They say you only regret the things you don't do and that's one of the things I regret. Not going to London.
I recall, as a girl of 14 that I was unsure if I could do the fundraising myself. My parents were raising four children (a monumental feat in this day and age but pretty average in the 60's and 70's) on a blue collar salary and there was certainly no extra cash for such an undertaking. If I was to do this, I needed to raise every penny myself, something I couldn't fathom. Two thousand dollars was a fortune in my mind.
A good friend of mine who was a year older, a goddess to me, had family near London so her parents didn't hesitate to send her. Plus she was only one of two children in that household so there was likely more cash on hand for such opportunities. She sold a lot of cookies but I couldn't imagine how many I would have had to sell to go with her.

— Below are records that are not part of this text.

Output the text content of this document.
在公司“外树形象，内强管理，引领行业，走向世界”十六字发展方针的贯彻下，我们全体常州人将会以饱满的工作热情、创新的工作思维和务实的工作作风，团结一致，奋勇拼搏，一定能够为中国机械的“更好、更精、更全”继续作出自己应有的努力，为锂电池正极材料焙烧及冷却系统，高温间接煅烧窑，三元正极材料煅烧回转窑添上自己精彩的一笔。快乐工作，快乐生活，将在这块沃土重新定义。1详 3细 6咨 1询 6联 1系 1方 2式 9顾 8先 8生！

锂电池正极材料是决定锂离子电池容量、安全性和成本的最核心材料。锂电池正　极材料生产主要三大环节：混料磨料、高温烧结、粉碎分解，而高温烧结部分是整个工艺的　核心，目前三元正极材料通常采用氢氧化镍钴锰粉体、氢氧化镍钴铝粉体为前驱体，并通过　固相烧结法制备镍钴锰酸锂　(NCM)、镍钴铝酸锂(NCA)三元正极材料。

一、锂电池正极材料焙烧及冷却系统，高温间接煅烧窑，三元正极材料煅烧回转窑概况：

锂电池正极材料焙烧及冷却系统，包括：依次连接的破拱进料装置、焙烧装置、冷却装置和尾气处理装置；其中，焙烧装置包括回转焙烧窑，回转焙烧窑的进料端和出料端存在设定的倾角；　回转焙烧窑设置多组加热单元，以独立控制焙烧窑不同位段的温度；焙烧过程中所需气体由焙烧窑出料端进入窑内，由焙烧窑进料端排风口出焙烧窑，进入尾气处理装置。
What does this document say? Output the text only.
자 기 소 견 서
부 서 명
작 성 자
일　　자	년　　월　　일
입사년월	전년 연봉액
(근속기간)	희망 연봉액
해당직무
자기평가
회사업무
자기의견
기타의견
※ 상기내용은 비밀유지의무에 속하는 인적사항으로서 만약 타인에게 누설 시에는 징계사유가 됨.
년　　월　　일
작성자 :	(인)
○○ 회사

When I lived in the States, I had to get used to calling them Girl Scout cookies. I received emails about them from co-workers whose neighbour's sister-in-law's step son's daughter was selling them. In the States, you get more than just Oreo wanna-be's. You get Thin Mints, Samoas, Do-Si-Dos, Tag-alongs and Shortbread.
In Canada you get chocolate or vanilla.
I fell in love with Samoas...chocolate, caramel and coconut. One year I was told you could buy Girl Scout ice cream at your local grocery store. Vanilla bean ice cream with chocolate, caramel, coconut and chunks of Samoa cookies. And the young girls still got a piece of the profits. I nearly passed out.
I'm back in Canada now and although there is less variety with cookies (you can get chocolate covered mint cookies as well as the regular chocolate and vanilla - woo hoo) they are still very good and go to a great cause.
At 14 I missed an opportunity. I won't do it again.
To this day, I will not hesitate to buy Girl Guide cookies.